Kind of bottom level but the Fakespot browser extension analyses Amazon reviews. Just because a book has lots if positive reviews does not in any way add to the veracity. As a matter of fact, if I see a non-fiction book with thousands of reviews and five stars I immediately think it is probably bs along the lines of Dr. Oz or Oprah.


felix_using_reddit OP t1_jduhkxe wrote

Maybe that’s sort of a misunderstanding with reception I didn’t really mean Amazon reviews. I‘m talking about books that were so popular that when you google them you get a wiki article about the book with a section labelled reception and that states how tbe book‘s been received by the public / journalists / the scientific bubble that book was related to. And then ideally I‘d want books where that Wiki section is mostly people saying positive things instead of things you commonly see such as book failed to adress x, y or disregarded/neglected z ..

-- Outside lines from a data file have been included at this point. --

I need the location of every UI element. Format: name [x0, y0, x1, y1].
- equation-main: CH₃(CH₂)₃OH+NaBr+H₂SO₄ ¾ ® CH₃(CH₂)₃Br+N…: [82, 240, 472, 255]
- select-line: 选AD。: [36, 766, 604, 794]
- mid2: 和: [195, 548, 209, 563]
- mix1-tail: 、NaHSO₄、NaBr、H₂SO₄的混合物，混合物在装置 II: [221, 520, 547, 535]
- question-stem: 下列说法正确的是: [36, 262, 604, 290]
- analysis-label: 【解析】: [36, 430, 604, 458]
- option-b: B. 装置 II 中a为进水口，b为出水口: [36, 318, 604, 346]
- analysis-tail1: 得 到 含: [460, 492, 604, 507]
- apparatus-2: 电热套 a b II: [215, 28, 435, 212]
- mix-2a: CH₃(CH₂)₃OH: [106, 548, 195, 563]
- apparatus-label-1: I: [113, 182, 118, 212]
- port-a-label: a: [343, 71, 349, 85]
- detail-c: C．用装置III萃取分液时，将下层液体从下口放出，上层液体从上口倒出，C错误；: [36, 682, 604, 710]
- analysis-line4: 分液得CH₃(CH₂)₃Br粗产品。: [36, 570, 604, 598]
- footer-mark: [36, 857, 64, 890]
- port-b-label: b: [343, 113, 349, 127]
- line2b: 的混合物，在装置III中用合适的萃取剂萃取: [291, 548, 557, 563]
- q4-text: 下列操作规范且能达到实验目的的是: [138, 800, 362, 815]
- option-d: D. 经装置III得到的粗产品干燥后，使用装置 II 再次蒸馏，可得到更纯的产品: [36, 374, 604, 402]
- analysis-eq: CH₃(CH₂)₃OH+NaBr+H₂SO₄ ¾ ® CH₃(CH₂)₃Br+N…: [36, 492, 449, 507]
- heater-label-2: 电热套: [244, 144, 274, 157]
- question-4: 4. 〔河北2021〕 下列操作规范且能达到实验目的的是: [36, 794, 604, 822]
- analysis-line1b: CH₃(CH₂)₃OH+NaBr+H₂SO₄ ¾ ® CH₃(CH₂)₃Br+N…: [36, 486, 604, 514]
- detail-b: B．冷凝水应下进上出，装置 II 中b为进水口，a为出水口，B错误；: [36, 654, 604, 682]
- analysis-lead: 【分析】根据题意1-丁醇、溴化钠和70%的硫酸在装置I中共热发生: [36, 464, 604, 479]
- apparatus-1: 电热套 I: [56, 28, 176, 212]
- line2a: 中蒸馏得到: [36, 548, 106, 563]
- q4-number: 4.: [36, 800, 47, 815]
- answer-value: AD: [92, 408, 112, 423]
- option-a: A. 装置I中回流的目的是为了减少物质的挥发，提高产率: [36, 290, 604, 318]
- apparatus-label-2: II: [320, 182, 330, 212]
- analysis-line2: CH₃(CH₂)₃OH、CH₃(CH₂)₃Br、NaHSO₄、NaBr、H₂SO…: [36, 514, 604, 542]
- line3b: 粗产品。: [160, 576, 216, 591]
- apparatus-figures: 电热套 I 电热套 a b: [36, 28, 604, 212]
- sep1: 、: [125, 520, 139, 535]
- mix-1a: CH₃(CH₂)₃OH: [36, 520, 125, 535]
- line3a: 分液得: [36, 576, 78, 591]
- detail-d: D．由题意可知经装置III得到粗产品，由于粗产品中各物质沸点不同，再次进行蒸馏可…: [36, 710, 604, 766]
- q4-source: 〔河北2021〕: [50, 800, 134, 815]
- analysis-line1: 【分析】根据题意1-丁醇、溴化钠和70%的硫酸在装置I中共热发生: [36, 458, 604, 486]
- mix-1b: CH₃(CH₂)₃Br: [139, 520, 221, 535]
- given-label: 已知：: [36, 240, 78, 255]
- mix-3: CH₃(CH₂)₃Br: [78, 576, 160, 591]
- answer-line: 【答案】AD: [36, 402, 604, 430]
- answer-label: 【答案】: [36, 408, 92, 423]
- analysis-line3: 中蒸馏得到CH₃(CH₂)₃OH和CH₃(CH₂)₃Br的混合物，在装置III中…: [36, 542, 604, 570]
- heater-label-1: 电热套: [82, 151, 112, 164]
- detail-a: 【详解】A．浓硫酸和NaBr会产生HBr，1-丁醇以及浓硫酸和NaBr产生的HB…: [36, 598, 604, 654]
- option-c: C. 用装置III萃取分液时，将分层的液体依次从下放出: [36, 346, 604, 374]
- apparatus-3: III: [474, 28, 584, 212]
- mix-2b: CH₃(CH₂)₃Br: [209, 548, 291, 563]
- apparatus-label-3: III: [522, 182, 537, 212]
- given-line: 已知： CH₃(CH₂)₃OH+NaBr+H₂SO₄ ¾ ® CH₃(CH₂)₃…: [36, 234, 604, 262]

shillyshally t1_jduizd9 wrote

I would want to know the author's educational background, what other books they had written, what awards they garnered. I'd Google them, read the wiki, see if their works had been covered in important book review publications. I would do that to at least sort of determine their legitimacy and if they looked ok and the topic interested me I would then buy the book.

I do not discount Amazon reviews in making that assessment as they can often be quite informative, especially regarding non-fiction.

The thing is, so much of what I learned in college and grad school fifty years ago has now been deemed bullshit. Plate tectonics was heresy. Genes never changed. Animals were Pavlovian mechanisms. And so on and on and on. You can only do the best with info available at the time and know that nothing is written in stone. Education never stops.